En economía un año exigente para Uruguay /
Se necesita crecimiento y políticas ante muchas expectativas
El contexto internacional, la situación regional, la política interna y el desempeño reciente de los principales indicadores configuran un panorama donde el crecimiento aparece como la clave para sostener la estabilidad y las políticas públicas.
Un mundo que acompaña, pero no garantiza
Según el último informe del Fondo Monetario Internacional, el crecimiento global podría sostenerse gracias a la inversión en tecnología, el apoyo monetario y fiscal y condiciones financieras relativamente favorables. Estos factores permitirían compensar los cambios en las políticas comerciales a nivel mundial. Sin embargo, el organismo advierte sobre riesgos importantes, como una eventual corrección de las expectativas tecnológicas y una escalada de las tensiones geopolíticas, elementos que podrían alterar ese escenario relativamente benigno.
La región: estabilidad sin empuje y una Argentina siempre imprevisible
En el plano regional, Brasil seguirá siendo una economía barata y de bajo crecimiento. Esto implica que no generará un impulso significativo para Uruguay, pero tampoco encenderá señales de alarma. Argentina, en cambio, volvería a crecer tras un año prácticamente estancado, aunque buena parte de ese repunte responde a efectos estadísticos. Si bien no se esperan grandes cambios en los precios en dólares, la experiencia reciente demuestra que desde el vecino país pueden surgir sorpresas, como ocurrió cuando Estados Unidos debió intervenir tras el fracaso de su plan económico.
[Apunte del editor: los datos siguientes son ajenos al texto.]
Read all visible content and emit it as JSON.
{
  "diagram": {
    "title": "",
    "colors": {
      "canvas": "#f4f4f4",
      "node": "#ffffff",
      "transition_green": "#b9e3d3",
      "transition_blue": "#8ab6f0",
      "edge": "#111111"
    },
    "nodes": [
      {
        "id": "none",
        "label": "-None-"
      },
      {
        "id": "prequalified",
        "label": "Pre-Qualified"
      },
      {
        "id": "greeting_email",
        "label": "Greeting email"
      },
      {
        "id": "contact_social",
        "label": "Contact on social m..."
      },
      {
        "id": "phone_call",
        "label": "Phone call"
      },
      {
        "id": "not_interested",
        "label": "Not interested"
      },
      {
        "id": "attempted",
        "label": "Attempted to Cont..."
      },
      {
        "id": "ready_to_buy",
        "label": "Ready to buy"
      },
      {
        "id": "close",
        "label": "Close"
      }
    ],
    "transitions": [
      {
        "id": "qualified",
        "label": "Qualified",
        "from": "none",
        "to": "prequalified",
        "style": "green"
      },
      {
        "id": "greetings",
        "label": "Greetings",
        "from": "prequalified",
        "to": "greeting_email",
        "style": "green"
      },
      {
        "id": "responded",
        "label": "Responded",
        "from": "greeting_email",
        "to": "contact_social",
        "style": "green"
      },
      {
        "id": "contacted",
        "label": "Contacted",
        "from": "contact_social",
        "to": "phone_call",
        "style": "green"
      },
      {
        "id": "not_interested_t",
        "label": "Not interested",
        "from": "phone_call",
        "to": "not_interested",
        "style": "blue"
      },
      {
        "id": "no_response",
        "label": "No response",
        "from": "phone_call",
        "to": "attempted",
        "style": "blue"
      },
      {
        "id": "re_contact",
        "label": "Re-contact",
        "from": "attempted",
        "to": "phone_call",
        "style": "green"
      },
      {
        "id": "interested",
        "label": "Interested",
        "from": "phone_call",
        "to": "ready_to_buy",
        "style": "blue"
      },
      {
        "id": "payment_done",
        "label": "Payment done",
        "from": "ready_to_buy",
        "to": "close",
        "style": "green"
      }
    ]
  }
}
Inflación baja, pero con costos ocultos
El cierre del año pasado dejó una señal que, aunque a primera vista parece positiva, encierra problemas. La inflación quedó por debajo de la meta oficial, ubicada en 4,5%, y se situó en torno al 3,7%. Este desvío “desde abajo” afectó al tipo de cambio real, que perdió competitividad y cerró muy por debajo de su promedio histórico. Esto impacta negativamente tanto en las cuentas públicas como en el mercado laboral, ya que un mayor salario real, sin suficiente crecimiento, termina presionando sobre el empleo.
Política monetaria y actividad económica en tensión
El artículo señala que el Banco Central ha priorizado casi exclusivamente el control de la inflación, dejando en segundo plano el crecimiento económico. Sin embargo, la actividad está prácticamente estancada desde comienzos de año y el empleo viene cayendo en términos desestacionalizados. Ante este escenario, se plantea la necesidad de acelerar la baja de la tasa de interés y de intervenir más activamente en el mercado cambiario para corregir los desequilibrios acumulados.
Crecer para sostener lo social
El gobierno apuesta fuertemente al crecimiento como fuente de recursos genuinos para financiar sus políticas fiscales y sociales. No obstante, las proyecciones hasta 2028 indican un crecimiento algo menor al previsto en el Presupuesto, lo que reduce el margen de maniobra. En respuesta, el Ministerio de Economía lidera la agenda con ajustes al régimen de promoción de inversiones, avances en la inserción internacional —como el ingreso al CPTPP y el acuerdo Mercosur–Unión Europea— y la preparación de reformas pro competencia.
Un rumbo en disputa
Aunque hoy predomina una línea económica moderada y previsible, existen tensiones internas, especialmente en temas laborales, tributarios y de seguridad social. El rumbo dependerá, en buena medida, de que la economía muestre resultados concretos. Si el crecimiento acompaña, la estrategia actual se consolidará; si no, ganarán fuerza las visiones alternativas dentro del propio oficialismo.